A second round of voting is slated for Feb. 7, should no candidate win outright. Although some polls give Yanukovich the edge in the more likely head-to-head match up with Tymoshenko, many analysts are nevertheless hesitant to rule out the iron-willed, charismatic and golden-braided prime minister. Tymoshenko’s “negatives” are indeed high: She is the politician most closely linked with the country’s economic plight and is viewed by many as heavily corrupt and driven purely by ambition.

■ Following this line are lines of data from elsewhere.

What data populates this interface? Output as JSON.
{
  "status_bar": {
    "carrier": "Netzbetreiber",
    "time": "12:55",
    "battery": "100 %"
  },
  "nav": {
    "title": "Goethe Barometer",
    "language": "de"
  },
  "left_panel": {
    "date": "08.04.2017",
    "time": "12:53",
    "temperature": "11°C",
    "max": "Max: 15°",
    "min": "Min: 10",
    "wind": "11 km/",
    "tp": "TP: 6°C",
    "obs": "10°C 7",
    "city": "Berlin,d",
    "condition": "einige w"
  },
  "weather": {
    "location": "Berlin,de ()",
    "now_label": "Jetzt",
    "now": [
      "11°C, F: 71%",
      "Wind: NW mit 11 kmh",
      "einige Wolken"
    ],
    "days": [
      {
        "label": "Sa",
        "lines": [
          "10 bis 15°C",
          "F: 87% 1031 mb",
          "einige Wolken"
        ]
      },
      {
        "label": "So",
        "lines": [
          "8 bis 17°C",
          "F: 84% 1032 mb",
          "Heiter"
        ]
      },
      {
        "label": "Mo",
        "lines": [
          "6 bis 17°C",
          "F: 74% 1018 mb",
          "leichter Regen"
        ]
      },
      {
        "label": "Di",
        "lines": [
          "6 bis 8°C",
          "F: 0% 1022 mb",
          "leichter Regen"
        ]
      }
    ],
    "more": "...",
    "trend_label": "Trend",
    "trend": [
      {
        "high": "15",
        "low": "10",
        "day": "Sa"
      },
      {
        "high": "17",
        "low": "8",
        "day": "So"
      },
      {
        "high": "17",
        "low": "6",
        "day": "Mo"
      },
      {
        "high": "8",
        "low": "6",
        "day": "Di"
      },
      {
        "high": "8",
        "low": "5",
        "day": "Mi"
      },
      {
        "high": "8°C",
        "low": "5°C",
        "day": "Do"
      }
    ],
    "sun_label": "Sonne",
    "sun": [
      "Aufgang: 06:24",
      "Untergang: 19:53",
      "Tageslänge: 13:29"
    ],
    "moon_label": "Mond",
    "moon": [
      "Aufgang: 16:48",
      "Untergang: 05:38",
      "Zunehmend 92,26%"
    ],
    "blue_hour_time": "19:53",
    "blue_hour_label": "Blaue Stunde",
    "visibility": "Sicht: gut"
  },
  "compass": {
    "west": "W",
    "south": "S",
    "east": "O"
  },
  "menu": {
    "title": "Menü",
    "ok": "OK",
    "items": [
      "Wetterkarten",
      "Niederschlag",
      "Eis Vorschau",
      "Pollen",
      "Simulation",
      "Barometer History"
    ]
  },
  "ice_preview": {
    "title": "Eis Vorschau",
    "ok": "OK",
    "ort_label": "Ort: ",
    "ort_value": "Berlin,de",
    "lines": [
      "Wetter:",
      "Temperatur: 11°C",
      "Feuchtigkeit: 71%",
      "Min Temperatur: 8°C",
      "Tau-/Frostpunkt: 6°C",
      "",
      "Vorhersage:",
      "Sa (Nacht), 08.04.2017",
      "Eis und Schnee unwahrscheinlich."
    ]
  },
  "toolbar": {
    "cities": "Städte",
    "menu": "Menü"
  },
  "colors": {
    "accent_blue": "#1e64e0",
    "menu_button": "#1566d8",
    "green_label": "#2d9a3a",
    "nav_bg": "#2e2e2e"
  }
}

But it may turn out that when people are given a choice between the two, Yanukovich may be even more unpopular. Voters who cast their ballots for alternative candidates in the first round may switch to Tymoshenko in the second, rather than see the wooden, business-as-usual Yanukovich — who is widely viewed as a front for a number of the country’s top oligarchs — triumph.
“Saying who will win is like trying to predict from reading coffee grounds,” said Yuri Yakiymenko, director of political and legal programs at the non-partisan Razumkov think tank in Kiev.
Already candidates are warning of vote rigging and social disruptions by their competitors, indicating that the post-election period could be turbulent. Tymoshenko told a government meeting that the Yanukovich camp was organizing overwhelming fraud. “Such monstrous falsification didn't even happen in 2004,” she said, referring to the allegations of vote rigging that sparked the Orange Revolution’s mass street protests.
President Viktor Yushchenko — who was Tymoshenko’s comrade-in-arms during the Orange Revolution only to transform into her bitterest foe afterward — claimed for his part this week that the prime minister was preparing widespread civil disobedience to overturn the official outcome. Yushchenko is discredited and despised unlike any other major Ukrainian politician, but he may still be able to fulfill a role as spoiler to Tymoshenko’s ambitions.
“The main threat to the results of the election, to their objectivity, comes from the candidature of Tymoshenko," Yushchenko told a press conference. “I am convinced she is ready to launch any social action and disregard any result of the election and this person will value neither laws, nor democracy, nor the supreme decision of voters.”
But even if one person wins without being challenged post-election, the political volatility may continue. Many observers anticipate that Tymoshenko would introduce a more centralized, controlling regime, which would crack down on oligarchs and make changes to the constitution. This will produce tensions and a backlash, analysts say, but in the end it may produce a stable political system. If Yanukovich is victorious — even though he is the candidate that seems the least reform-oriented — he will still have to deal with a parliament dominated by Tymoshenko’s political bloc.
“In the case that Yanukovich wins, the political instability will continue and maybe even become worse,” said Volodymyr Fesenko of the Penta Center for Applied Political Studies in Kiev.